The White House’s first-ever National Strategy for Countering Domestic Terrorism (DT Strategy) issued last year is a sign of the administration’s commitment to this goal. It includes welcome elements, such as elevating the importance of collecting data about the threat of domestic terrorism and the need to protect civil rights and civil liberties in combating this threat.

But the DT Strategy also relies on failed approaches to counterterrorism. Solutions to address violent white supremacy must not rely on broken models that have, over the years, done harm to the very communities that are often the target of white supremacist violence. These include:

  • continuing the use of surveillance and information sharing programs, such as fusion centers, despite numerous documented abuses and a lack of evidence that they yield meaningful benefits;
  • repackaging the core Countering Violent Extremism prevention model under the label of the Center for Prevention Programs and Partnerships;
  • utilizing a watchlisting system that has ballooned to more than 1 million names, operating in secrecy without even basic due process protections, while overwhelmingly targeting Muslims and Arabs, immigrants, and communities of color; and
  • expanding dragnet social media surveillance, which threatens free expression and has not been shown effective.

Moreover, we are concerned that rather than focus on enforcing hate crimes laws — which were enacted starting in the 1870s to respond to anti-Black white supremacist violence that was terrorizing communities across the South — the administration is doubling down on a counterterrorism model by taking steps such as creating a “Domestic Terrorism Unit” within the National Security Division of the Department of Justice and using Department of Homeland Security grants to develop threat assessments. These efforts to respond to hate violence (incidents that may meet the statutory definitions of both federal hate crimes and domestic terrorism) have the potential to harm the very communities most vulnerable to it. Historically, law enforcement agencies have used overbroad counterterrorism authorities to target racial and religious minorities as well as protestors.

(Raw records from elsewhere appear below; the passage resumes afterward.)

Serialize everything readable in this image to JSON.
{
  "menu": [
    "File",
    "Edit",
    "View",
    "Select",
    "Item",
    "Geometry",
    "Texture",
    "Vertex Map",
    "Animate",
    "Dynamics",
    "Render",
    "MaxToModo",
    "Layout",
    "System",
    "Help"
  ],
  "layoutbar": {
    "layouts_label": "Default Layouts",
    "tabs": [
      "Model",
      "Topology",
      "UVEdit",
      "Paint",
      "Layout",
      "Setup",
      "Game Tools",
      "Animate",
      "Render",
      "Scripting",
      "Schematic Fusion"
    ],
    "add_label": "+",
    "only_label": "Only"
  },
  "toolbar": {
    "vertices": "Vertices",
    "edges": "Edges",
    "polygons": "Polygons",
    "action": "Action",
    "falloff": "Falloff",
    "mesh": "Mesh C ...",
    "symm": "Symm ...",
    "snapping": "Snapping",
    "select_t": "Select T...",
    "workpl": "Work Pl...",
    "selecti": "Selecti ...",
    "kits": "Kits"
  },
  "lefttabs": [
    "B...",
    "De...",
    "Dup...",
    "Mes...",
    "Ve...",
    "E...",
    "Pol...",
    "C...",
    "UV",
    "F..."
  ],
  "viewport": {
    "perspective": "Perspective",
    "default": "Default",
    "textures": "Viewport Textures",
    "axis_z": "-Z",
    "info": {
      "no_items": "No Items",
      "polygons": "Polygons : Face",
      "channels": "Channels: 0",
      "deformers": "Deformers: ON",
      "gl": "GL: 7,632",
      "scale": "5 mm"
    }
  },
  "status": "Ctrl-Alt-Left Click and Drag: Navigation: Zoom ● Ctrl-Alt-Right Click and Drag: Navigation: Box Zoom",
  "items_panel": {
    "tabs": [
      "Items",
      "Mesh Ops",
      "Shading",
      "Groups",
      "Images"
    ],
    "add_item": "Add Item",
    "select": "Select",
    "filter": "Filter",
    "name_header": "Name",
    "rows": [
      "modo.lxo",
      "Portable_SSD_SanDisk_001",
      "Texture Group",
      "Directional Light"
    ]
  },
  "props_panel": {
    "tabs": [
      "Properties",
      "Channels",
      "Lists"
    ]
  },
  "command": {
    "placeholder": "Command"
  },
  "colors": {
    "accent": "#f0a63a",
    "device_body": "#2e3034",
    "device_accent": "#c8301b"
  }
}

At the same time, the DT Strategy fails to address the overbroad authorities and policies of the post-9/11 period. The 2008 Attorney General’s Guidelines for Domestic FBI Operations still permit the FBI to use highly intrusive investigative techniques without suspicion of wrongdoing, and the 2014 Guidance for Federal Law Enforcement Agencies Regarding the Use of Race, Ethnicity, Gender, National Origin, Religion, Sexual Orientation, or Gender Identity still includes significant rights-violating loopholes (in national security and border settings, for instance) and lacks an enforcement mechanism, offering little protection against the abuses that suspicionless scrutiny invites. These fundamental shortcomings have long enabled law enforcement agencies to view communities of color through a “security threat” lens and wrongly target Black, Brown, Muslim, Arab, and — increasingly — Asian communities for suspicion, surveillance, and harassment. Any effort by the administration to address domestic terrorism must also reform the rules that allow law enforcement agencies to target these communities, especially given the well-documented problem of explicit racism within law enforcement itself.

We cannot promote fairness, accountability, and transparency in government programs and policies while continuing to rely on the systems that have long eroded those values. We believe it is possible to confront the reality of white supremacist violence while also protecting the civil rights and civil liberties of all.

We acknowledge that the administration has taken some steps to recognize our concerns, such as the recent Executive Order on Advancing Effective, Accountable Policing and Criminal Justice Practices to Enhance Public Trust and Public Safety, which calls for an assessment of the implementation and effects of the Justice Department’s 2014 profiling guidance and requires best practices for ensuring violent white supremacists are not hired by law enforcement agencies.

But more needs to be done — and urgently. We request a meeting with you to discuss the concerns outlined above and look forward to working with you to ensure all communities are safe from violence.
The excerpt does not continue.